You can use the deduplication (dedup) property to remove redundant data from your ZFS file systems. If a file system has the dedup property enabled, duplicate data blocks are removed synchronously. The result is that only unique data is stored, and common components are shared between files. For example:
# zfs set dedup=on tank/home
Do not enable the dedup property on file systems that reside on production systems until you perform the following steps to determine if your system can support data deduplication.
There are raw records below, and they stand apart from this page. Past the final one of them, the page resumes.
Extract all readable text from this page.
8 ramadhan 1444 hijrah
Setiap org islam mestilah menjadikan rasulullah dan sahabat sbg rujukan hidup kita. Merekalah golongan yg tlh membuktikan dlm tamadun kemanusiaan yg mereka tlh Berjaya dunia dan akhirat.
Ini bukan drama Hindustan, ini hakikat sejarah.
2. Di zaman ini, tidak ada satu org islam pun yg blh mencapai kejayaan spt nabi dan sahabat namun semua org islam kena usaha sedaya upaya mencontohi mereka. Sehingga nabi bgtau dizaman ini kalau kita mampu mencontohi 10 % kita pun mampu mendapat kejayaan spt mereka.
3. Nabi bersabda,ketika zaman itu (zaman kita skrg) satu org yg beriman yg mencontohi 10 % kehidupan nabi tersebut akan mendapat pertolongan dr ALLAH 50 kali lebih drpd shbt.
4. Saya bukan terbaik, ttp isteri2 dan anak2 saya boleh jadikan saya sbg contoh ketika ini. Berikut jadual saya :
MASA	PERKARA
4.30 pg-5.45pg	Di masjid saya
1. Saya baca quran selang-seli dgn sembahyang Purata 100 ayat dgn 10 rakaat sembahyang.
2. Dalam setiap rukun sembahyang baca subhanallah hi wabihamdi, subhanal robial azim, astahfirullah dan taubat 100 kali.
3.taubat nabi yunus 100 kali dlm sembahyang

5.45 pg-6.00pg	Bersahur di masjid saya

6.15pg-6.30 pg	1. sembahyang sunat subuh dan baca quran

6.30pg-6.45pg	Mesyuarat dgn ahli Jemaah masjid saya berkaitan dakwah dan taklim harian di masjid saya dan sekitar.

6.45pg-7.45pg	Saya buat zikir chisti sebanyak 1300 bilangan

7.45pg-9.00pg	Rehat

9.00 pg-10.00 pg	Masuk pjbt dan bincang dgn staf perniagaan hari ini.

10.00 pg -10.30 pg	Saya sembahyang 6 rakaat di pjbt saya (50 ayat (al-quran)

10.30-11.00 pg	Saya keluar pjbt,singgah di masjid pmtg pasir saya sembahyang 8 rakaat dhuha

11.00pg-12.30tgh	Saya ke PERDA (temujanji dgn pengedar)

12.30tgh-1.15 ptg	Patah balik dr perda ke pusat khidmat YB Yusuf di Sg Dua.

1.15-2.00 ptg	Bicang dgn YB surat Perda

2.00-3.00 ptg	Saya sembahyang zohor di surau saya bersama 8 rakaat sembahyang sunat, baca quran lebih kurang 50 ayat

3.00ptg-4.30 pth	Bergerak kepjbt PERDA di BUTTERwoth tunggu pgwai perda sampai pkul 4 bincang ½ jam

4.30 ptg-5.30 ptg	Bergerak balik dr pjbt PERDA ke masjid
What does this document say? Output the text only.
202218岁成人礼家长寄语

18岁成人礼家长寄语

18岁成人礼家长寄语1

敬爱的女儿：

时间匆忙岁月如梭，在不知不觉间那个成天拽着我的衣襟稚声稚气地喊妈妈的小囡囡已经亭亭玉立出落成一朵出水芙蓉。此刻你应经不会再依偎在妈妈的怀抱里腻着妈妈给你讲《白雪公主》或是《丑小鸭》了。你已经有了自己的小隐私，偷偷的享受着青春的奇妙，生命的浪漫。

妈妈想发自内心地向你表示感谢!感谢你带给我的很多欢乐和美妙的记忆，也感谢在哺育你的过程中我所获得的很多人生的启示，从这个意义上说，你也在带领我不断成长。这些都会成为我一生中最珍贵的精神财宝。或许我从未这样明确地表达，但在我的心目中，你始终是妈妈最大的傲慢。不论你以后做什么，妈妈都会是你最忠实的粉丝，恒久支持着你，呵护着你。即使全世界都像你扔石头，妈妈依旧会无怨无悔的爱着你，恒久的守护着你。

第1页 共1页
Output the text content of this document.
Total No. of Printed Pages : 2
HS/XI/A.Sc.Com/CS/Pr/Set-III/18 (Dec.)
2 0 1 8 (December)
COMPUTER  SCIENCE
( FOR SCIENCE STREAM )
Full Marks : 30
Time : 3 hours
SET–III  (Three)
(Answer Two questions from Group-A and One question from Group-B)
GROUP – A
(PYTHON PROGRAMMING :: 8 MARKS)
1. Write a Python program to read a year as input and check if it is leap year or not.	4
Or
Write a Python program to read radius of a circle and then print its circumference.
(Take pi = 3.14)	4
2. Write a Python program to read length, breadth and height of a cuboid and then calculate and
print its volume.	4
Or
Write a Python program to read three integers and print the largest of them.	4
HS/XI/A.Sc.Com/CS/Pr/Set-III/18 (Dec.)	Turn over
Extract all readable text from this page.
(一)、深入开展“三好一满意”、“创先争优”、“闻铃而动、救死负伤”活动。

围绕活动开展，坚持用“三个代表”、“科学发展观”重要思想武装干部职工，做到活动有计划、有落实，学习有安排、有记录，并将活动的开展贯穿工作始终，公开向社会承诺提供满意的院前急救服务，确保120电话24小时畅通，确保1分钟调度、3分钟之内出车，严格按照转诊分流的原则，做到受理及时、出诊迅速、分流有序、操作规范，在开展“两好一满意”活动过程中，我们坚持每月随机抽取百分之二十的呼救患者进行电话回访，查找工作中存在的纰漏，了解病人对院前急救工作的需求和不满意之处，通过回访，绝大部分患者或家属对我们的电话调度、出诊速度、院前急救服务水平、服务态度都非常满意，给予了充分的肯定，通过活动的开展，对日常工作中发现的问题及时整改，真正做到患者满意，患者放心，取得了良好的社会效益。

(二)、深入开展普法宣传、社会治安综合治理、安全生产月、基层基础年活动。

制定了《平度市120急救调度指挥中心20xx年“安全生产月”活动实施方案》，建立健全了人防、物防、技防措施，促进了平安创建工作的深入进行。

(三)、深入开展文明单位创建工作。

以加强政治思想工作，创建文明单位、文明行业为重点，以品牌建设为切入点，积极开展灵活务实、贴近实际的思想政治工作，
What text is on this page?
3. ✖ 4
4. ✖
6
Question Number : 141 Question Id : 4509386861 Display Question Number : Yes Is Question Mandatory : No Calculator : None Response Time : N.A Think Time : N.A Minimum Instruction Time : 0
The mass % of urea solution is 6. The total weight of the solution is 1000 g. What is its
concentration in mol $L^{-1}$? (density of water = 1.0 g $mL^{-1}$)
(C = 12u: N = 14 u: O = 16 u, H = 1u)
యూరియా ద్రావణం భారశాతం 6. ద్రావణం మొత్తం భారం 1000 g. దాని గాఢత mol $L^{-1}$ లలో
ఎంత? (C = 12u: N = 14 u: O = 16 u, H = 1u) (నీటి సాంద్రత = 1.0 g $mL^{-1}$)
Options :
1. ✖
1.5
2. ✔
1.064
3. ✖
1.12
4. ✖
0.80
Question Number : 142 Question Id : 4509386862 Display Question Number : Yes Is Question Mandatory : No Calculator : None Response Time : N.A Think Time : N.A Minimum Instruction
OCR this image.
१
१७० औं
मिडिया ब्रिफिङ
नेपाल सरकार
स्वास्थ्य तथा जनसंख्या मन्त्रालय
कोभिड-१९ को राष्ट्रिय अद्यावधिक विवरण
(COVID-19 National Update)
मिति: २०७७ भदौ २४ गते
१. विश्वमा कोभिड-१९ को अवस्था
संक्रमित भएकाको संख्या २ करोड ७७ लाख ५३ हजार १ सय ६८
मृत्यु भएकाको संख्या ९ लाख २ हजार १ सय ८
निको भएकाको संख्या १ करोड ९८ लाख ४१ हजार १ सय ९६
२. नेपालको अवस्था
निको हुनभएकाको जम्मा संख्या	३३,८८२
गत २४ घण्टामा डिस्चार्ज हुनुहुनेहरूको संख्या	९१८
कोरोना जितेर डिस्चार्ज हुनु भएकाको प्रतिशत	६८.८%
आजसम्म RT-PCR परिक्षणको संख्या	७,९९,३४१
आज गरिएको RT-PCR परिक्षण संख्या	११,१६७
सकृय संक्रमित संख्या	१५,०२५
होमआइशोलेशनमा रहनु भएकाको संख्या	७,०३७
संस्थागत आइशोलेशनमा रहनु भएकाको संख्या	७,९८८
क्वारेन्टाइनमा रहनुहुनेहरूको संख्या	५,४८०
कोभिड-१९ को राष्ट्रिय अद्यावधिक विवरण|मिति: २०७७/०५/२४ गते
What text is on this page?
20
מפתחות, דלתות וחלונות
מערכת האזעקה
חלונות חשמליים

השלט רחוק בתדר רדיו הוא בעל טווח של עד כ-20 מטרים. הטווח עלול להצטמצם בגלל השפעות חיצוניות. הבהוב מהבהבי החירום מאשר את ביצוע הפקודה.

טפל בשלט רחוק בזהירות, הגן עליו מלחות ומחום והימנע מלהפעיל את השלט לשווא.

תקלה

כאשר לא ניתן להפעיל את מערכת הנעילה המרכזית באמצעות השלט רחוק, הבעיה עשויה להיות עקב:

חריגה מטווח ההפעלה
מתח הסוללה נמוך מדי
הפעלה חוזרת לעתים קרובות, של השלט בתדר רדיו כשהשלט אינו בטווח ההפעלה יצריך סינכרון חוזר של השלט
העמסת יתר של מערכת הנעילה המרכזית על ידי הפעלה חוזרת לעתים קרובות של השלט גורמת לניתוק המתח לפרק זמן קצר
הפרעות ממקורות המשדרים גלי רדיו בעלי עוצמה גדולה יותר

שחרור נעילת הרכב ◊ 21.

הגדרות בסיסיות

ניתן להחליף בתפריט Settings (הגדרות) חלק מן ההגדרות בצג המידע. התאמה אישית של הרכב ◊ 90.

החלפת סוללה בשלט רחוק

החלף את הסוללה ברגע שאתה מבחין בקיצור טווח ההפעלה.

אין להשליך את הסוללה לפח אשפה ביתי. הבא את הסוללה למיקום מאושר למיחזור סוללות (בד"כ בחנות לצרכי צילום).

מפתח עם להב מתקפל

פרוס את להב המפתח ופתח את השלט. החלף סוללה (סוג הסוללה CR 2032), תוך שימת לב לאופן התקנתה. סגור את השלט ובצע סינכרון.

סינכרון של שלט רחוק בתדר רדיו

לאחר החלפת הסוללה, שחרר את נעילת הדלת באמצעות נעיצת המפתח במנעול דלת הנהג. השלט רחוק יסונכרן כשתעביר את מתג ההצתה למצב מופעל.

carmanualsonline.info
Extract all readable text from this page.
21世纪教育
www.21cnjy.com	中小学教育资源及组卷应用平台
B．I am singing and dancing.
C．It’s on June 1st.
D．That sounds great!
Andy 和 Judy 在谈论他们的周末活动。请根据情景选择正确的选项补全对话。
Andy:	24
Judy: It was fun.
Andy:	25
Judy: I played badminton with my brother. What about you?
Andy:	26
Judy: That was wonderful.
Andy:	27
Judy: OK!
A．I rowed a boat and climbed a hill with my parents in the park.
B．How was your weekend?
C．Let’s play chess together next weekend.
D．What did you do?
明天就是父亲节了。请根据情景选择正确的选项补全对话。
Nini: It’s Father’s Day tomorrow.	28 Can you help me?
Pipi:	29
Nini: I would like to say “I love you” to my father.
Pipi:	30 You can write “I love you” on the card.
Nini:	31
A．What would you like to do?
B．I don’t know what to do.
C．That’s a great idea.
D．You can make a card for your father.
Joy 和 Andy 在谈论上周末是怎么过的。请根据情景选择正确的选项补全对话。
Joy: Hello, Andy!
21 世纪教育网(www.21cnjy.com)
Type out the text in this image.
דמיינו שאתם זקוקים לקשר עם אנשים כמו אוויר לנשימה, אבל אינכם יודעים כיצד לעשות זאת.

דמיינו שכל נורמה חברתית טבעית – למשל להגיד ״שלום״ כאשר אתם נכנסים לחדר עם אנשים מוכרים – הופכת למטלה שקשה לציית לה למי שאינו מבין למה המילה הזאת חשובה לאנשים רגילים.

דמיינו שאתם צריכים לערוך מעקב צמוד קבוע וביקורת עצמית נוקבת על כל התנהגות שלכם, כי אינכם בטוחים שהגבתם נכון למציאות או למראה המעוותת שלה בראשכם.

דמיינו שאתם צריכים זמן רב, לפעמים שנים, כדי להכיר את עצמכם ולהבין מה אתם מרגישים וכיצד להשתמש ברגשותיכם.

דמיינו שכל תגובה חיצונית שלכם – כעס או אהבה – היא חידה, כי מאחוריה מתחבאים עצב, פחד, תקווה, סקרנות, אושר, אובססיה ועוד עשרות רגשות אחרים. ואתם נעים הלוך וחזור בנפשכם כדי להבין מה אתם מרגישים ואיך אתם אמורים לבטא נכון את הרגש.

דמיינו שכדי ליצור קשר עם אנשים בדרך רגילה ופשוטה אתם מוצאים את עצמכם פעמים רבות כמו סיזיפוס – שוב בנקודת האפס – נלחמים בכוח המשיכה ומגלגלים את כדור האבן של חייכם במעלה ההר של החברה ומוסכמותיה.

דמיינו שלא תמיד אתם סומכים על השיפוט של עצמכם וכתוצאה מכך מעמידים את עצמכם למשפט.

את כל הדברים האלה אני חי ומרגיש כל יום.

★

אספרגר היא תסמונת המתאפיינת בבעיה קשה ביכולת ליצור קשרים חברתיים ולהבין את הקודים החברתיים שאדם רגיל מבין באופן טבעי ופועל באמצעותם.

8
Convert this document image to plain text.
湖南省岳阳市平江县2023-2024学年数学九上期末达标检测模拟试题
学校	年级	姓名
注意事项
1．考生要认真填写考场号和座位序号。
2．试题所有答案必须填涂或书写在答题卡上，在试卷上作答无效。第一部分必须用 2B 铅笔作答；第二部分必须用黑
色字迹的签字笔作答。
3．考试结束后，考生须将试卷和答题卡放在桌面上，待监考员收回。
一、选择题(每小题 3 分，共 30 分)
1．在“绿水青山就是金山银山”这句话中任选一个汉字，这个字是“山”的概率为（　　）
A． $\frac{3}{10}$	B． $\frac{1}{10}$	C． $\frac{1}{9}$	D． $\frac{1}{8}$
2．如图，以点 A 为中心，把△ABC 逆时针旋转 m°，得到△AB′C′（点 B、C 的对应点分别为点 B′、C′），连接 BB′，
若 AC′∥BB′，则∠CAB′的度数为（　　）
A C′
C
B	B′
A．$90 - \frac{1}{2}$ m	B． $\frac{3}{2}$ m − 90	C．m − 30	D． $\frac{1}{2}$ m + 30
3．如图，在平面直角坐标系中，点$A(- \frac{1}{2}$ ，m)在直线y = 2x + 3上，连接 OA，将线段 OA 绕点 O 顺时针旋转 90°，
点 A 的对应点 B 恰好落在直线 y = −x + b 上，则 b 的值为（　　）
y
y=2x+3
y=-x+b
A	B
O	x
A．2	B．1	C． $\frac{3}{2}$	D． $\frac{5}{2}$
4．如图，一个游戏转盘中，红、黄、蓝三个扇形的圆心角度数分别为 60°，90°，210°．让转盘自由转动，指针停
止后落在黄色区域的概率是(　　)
Determine if your data would benefit from deduplication space savings. If your data is not dedup-able, there is no point in enabling dedup. Running the following command is very memory intensive:
# zdb -S tank Simulated DDT histogram: bucket allocated referenced ______ ______________________________ ______________________________ refcnt blocks LSIZE PSIZE DSIZE blocks LSIZE PSIZE DSIZE ------ ------ ----- ----- ----- ------ ----- ----- ----- 1 2.27M 239G 188G 194G 2.27M 239G 188G 194G 2 327K 34.3G 27.8G 28.1G 698K 73.3G 59.2G 59.9G 4 30.1K 2.91G 2.10G 2.11G 152K 14.9G 10.6G 10.6G 8 7.73K 691M 529M 529M 74.5K 6.25G 4.79G 4.80G 16 673 43.7M 25.8M 25.9M 13.1K 822M 492M 494M 32 197 12.3M 7.02M 7.03M 7.66K 480M 269M 270M 64 47 1.27M 626K 626K 3.86K 103M 51.2M 51.2M 128 22 908K 250K 251K 3.71K 150M 40.3M 40.3M 256 7 302K 48K 53.7K 2.27K 88.6M 17.3M 19.5M 512 4 131K 7.50K 7.75K 2.74K 102M 5.62M 5.79M 2K 1 2K 2K 2K 3.23K 6.47M 6.47M 6.47M 8K 1 128K 5K 5K 13.9K 1.74G 69.5M 69.5M Total 2.63M 277G 218G 225G 3.22M 337G 263G 270G dedup = 1.20, compress = 1.28, copies = 1.03, dedup * compress / copies = 1.50
If the estimated dedup ratio is greater than 2, then you might see dedup space savings.
In this example, the dedup ratio (dedup = 1.20) is less than 2, so enabling dedup is discouraged.
Make sure your system has enough memory to support dedup as follows:
Each in-core dedup table entry is approximately 320 bytes.
Multiply the number of allocated blocks times 320. For example:
in-core DDT size = 2.63M x 320 = 841.60M
Dedup performance is best when the deduplication table fits into memory. If the dedup table has to be written to disk, then performance will decrease. If you enable deduplication on your file systems without sufficient memory resources, system performance might degrade during file system related operations. For example, removing a large dedup-enabled file system without sufficient memory resources might impact system performance.